Oops dat! The declining churches of the West


"What progressivist Christianity gets backwards is that cooperating with the culture was never what filled the pews, it was preaching a message people could get nowhere else. If the message in the church is the same one you hear outside, why would people bother to go inside?"


It is almost an understandable mistake. Quite a few churches have aligned themselves with the zeitgeist, making common cause with popular culture by putting the Christian spin on secular attempts to help the poor, the downtrodden and the maligned, to care for the planet, help people feel good about themselves, and move toward a better world in the sense of progressive improvement of human culture. Church membership numbers have declined as the church has realigned, which surprises many people. In the former century or so, the church was aligned with several influential cultural ideas. Church membership was reliably high. Did changing to keep up with the times, when the cultural climate changed, cause a decline?

It is easy to make the mistake of getting things exactly backwards. "Putting the cart before the horse" is an old cliche to describe it. In the study of logic, one speaks of mistaken implication. Rain implies that there are clouds, but not the reverse. There are many clouds without rain.

What progressivist Christianity gets backwards is that cooperating with the culture was never what filled the pews, it was preaching a message people could get nowhere else. If the message in the church is the same one you hear outside, why would people bother to go inside? The churches were filled when formerly we were culturally more aligned because the culture more nearly aligned with us. We were the ones pressing the culture toward personal accountability, moral skepticism rather than the embrace of every claim as an equal one, a sexual ethic, children being seen as blessings and not as burdens on society and the environment, the sanctity of life of the old, the young, and the unborn, and more.

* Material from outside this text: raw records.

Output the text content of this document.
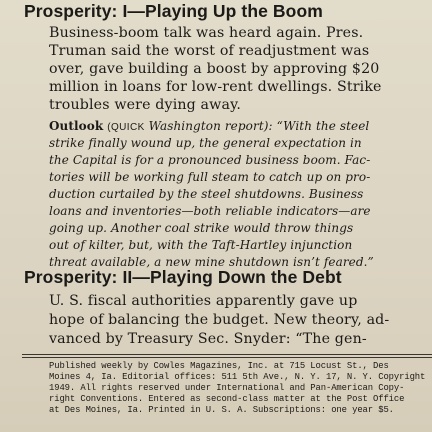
Prosperity: I—Playing Up the Boom
Business-boom talk was heard again. Pres.
Truman said the worst of readjustment was
over, gave building a boost by approving $20
million in loans for low-rent dwellings. Strike
troubles were dying away.
Outlook (QUICK Washington report): “With the steel
strike finally wound up, the general expectation in
the Capital is for a pronounced business boom. Fac-
tories will be working full steam to catch up on pro-
duction curtailed by the steel shutdowns. Business
loans and inventories—both reliable indicators—are
going up. Another coal strike would throw things
out of kilter, but, with the Taft-Hartley injunction
threat available, a new mine shutdown isn’t feared.”
Prosperity: II—Playing Down the Debt
U. S. fiscal authorities apparently gave up
hope of balancing the budget. New theory, ad-
vanced by Treasury Sec. Snyder: “The gen-
Published weekly by Cowles Magazines, Inc. at 715 Locust St., Des
Moines 4, Ia. Editorial offices: 511 5th Ave., N. Y. 17, N. Y. Copyright
1949. All rights reserved under International and Pan-American Copy-
right Conventions. Entered as second-class matter at the Post Office
at Des Moines, Ia. Printed in U. S. A. Subscriptions: one year $5.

When the pendulum of culture swings away from these good things, we should not swing with it.

Of course, an ethically Christian cultural teaching is of no ultimate use to people even if they follow it and do social good with it, unless they hear the next lesson. The lesson behind that one is Christ's message. "Come to me, you who labor and are heavy laden, and you will find rest for your souls." There, and not merely in secular progress, is the answer we hold forth. That is not to say that we should not strive on behalf of the downtrodden; plainly we should, but we ought to keep first things first. Our secular responsibilities form only a part of our eternally significant message for the world. The earthly responsibilities grow out of the heavenly message, but not the reverse. Start with Christianity and you find yourself led to responsibility toward humanity in general and the disadvantaged in particular, but starting from human problems and the desire to address them with human solutions does not inversely lead you to Christ.